In terms of the length of the hydrocarbon chains, winter diesel has shorter chains than summer diesel (to reduce the gelling temperature), which moves it towards a kerosene-like composition. So in that way you could say it's a blend of (summer) diesel and kerosene. However, it's a product made to diesel specifications at a refinery, and has to satisfy all the other properties of diesel fuel standards like sulphur content, cetane number etc etc.
Many years ago, one (among many others) of the reasons why Caterpillar earth moving equipment was ubiquitous was that their diesels could be tuned to burn almost any fuel. probably not cooking oil, but the diesel fuel available in some countries was more like what is called "bunker"[0] than anything else.
On the other hand up to the '80's it was a common practice to add in cold climates some 5%-10% gasoline or kerosene to diesel fuel directly in the tank of trucks and building site machines.
I remember a 70s? book speculating that jet engines could run on a wide variety of sources, eg. shredded straw (intended for tractors and combine harvesters). I don't think that idea was well received... don't see too many jet tractors around.
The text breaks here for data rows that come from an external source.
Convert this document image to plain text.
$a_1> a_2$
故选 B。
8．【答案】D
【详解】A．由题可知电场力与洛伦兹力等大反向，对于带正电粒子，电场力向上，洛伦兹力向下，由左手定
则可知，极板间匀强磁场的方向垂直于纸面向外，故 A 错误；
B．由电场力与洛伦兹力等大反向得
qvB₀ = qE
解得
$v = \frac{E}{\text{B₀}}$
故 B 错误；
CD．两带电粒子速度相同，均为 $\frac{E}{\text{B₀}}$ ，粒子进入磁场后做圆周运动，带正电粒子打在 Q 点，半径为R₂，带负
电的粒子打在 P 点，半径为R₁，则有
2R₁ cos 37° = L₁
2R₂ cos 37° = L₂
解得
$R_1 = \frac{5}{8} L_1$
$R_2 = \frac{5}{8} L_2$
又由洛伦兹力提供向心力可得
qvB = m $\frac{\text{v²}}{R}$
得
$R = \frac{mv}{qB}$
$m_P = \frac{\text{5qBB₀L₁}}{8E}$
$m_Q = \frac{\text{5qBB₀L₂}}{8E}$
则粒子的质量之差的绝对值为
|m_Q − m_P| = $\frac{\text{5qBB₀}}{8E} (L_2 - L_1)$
The old Tornado jet engines can run, basically, everything. For a while that is, the need serious overhaul after running on Diesel for example after low singel diggit flight hours. The reasoning back the, at the hight of the cold war, was to be able to move the squadrons quickly to dort strips an roads and out of harms way, and back to an airfield, in case nuclear strikes and stuff. For that purpose using Diesel is helpful I guess. It was never done, exept for trials as far as I know.